The ending to Medal of Honor: Heroes revealed that Joseph was planning POW rescue raids, signifying that Joseph was eventually able to rescue Donnie later in the war.

==Development==
The game had a marketing budget of $6.3 million.

==Reception==

The PlayStation 2 version of Medal of Honor: Rising Sun received a "Double Platinum" sales award from the Entertainment and Leisure Software Publishers Association (ELSPA), indicating sales of at least 600,000 copies in the United Kingdom; and a "Gold" certification from the Verband der Unterhaltungssoftware Deutschland (VUD), for sales of at least 100,000 units across Germany, Switzerland and Austria.

The game received "mixed or average" reviews according to video game review aggregator website Metacritic. Critics agreed that the opening Pearl Harbor missions was a great introduction to the game, however the later missions afterwards were considered sub-par in comparison, leading to question whether the game was released unfinished.

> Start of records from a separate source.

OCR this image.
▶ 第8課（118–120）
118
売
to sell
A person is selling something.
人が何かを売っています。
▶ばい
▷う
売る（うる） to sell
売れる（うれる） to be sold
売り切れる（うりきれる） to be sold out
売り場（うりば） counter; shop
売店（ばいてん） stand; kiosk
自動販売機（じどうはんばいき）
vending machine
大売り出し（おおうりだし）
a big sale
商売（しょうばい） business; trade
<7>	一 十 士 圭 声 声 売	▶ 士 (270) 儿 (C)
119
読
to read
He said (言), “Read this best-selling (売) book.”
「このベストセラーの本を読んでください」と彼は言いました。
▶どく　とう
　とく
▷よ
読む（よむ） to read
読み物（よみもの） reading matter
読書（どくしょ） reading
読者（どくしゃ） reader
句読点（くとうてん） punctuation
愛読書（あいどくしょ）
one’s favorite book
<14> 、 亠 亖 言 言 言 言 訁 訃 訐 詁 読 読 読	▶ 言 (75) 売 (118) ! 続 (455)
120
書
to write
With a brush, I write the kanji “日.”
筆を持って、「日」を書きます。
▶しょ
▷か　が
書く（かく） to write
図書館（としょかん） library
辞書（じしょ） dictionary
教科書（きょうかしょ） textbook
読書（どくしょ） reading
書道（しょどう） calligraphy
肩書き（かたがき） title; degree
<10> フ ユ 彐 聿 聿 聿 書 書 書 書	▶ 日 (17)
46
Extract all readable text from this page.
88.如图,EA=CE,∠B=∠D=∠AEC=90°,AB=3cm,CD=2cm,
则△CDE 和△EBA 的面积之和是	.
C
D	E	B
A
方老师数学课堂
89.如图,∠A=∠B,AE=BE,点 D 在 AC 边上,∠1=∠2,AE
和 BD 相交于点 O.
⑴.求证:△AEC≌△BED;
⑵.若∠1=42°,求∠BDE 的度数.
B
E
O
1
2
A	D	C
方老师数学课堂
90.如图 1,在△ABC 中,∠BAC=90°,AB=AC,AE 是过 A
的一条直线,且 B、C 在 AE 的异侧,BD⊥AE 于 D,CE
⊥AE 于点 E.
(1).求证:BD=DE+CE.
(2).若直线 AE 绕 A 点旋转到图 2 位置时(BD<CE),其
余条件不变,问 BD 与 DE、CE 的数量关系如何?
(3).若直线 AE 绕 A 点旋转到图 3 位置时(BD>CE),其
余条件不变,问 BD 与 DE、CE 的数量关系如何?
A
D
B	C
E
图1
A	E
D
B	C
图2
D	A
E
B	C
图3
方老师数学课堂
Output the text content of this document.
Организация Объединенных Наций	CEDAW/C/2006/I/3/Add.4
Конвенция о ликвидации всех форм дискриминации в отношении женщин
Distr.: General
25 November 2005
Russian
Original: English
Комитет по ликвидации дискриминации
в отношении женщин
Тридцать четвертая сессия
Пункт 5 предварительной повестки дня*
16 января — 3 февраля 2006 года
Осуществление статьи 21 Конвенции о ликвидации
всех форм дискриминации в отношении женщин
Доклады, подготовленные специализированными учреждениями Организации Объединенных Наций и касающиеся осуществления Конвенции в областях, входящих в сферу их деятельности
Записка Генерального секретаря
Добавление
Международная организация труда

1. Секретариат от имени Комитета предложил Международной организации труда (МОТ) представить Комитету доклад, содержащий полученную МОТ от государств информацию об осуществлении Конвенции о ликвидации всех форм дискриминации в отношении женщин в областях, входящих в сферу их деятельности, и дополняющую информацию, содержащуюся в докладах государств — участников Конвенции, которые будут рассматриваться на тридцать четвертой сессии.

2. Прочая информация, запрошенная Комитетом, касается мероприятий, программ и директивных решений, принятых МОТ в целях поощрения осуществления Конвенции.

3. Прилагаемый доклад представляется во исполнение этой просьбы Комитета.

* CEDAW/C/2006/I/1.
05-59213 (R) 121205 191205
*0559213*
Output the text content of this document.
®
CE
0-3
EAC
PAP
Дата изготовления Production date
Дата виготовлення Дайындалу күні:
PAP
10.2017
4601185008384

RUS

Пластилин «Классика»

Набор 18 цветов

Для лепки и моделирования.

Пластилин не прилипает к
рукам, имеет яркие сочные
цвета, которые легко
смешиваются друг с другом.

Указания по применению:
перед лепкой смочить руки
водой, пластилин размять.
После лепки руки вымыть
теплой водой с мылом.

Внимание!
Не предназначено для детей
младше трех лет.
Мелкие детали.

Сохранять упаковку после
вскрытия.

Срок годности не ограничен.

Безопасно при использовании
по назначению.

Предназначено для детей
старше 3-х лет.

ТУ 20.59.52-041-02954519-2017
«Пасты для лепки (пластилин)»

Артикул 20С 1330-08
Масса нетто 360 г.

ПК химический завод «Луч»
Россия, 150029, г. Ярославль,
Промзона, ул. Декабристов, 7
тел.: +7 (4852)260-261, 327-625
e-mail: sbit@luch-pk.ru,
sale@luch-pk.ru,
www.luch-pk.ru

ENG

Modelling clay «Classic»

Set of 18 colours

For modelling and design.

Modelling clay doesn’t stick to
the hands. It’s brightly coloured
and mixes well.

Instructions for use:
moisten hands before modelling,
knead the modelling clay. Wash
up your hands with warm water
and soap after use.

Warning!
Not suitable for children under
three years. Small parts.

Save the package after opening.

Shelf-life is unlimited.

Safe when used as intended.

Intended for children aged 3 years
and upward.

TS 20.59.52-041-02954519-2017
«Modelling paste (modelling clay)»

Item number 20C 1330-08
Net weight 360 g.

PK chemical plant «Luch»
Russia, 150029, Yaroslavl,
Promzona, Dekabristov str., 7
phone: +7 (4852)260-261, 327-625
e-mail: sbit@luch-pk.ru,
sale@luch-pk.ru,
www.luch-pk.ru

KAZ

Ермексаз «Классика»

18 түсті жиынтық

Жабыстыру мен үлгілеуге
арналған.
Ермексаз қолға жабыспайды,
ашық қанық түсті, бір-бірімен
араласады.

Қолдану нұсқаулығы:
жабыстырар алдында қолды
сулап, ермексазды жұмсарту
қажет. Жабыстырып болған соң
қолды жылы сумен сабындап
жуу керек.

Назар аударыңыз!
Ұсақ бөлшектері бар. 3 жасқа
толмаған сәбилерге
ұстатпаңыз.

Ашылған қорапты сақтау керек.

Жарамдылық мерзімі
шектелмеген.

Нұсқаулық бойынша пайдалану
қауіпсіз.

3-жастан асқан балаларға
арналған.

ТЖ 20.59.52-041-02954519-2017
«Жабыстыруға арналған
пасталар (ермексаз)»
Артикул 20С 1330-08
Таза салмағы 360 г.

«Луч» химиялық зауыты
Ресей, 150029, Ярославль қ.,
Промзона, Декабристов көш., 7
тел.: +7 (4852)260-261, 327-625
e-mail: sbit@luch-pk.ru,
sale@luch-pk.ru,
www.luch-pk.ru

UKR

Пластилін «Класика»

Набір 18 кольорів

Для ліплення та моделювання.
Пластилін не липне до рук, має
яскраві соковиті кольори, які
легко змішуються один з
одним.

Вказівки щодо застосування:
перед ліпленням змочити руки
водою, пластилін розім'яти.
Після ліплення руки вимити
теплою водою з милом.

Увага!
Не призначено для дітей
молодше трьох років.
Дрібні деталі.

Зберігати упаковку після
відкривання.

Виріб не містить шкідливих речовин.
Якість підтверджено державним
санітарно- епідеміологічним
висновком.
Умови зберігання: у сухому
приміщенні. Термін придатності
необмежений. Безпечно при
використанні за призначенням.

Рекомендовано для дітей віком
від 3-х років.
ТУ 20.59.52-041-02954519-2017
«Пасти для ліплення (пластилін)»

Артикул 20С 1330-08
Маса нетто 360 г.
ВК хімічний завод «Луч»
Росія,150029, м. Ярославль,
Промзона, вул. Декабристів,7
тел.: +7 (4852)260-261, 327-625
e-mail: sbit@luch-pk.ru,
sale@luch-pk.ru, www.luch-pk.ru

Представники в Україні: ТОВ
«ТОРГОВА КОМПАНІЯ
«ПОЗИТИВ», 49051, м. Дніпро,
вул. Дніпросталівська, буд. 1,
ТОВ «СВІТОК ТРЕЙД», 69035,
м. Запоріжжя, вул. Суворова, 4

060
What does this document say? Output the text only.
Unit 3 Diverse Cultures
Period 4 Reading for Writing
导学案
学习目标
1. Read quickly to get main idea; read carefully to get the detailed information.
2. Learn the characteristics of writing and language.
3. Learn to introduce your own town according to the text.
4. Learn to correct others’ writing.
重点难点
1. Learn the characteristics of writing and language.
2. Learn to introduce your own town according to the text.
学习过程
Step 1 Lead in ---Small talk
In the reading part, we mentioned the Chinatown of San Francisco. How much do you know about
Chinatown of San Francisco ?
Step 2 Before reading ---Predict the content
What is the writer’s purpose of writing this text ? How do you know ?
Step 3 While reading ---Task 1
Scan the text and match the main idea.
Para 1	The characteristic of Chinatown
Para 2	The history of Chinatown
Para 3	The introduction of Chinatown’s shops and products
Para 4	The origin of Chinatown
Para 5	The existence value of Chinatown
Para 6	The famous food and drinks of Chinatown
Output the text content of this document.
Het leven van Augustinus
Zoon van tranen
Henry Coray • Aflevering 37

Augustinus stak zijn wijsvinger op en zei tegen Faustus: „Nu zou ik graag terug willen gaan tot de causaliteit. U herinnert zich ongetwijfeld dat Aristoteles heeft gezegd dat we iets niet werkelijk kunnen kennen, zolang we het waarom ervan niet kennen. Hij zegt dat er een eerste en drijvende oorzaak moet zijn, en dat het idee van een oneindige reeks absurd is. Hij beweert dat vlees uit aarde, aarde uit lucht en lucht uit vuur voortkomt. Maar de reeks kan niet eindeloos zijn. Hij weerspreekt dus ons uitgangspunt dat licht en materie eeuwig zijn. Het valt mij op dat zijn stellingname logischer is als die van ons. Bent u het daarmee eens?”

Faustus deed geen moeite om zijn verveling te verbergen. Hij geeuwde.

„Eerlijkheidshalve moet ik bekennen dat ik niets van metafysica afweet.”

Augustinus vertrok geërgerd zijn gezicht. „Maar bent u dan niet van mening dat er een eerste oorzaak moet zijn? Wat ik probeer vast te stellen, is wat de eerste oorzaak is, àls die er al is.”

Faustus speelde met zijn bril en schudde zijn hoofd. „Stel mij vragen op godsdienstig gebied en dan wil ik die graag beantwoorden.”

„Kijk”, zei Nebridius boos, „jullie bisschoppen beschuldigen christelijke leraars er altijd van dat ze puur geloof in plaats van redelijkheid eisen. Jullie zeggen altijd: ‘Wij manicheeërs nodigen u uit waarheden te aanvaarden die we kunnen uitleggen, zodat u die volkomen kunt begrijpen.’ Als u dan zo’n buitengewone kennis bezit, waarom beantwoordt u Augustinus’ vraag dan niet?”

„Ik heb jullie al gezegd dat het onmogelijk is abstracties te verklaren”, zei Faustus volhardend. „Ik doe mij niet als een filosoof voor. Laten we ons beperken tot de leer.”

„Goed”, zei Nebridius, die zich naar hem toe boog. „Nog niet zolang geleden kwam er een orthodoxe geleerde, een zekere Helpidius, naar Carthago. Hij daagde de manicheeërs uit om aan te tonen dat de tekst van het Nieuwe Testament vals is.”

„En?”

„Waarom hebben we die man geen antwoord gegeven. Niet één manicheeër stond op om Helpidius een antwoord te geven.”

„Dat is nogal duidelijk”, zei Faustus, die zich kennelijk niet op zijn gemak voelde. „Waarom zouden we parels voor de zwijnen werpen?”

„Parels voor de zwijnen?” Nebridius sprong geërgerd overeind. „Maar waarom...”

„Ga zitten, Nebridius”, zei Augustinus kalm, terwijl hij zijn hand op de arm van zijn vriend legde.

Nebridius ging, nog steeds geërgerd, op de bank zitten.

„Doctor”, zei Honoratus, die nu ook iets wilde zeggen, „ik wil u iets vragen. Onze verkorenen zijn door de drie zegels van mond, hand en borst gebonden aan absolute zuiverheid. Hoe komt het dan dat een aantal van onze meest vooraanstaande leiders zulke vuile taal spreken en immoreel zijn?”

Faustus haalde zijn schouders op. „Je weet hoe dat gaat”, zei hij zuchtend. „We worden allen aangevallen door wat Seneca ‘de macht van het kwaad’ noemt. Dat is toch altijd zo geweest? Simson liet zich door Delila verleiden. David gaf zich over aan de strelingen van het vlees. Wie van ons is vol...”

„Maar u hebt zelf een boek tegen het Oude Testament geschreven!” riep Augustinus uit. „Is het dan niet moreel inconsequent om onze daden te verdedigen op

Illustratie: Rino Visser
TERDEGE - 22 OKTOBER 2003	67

Rising Sun did receive an award for "Outstanding Achievement in Original Music Composition" during the AIAS' 7th Annual Interactive Achievement Awards.

Aggregate score
| Aggregator | Score |  |  |
| GameCube | PS2 | Xbox |
| Metacritic | 68/100 | 68/100 | 65/100 |

Review scores
| Publication | Score |  |  |
| GameCube | PS2 | Xbox |
| Edge | 5/10 | 5/10 | 5/10 |
| Eurogamer | N/A | 4/10 | N/A |
| Game Informer | 7.5/10 | 7.75/10 | 7.75/10 |
| GameRevolution | C | C | C |
| GameSpot | 6.4/10 | 6.4/10 | 6.4/10 |
| GameSpy | 2/5 | 2/5 | 2/5 |
| IGN | 7.5/10 | 8/10 | 7.5/10 |
| Nintendo Power | 3.8/5 | N/A | N/A |
| Official U.S. PlayStation Magazine | N/A | 3.5/5 | N/A |
| Official Xbox Magazine (US) | N/A | N/A | 8.8/10 |

==Cancelled sequel==
A sequel was originally planned in which players would have assumed the role of Joseph's brother Donnie. However, it was canceled after Rising Sun received mixed reviews.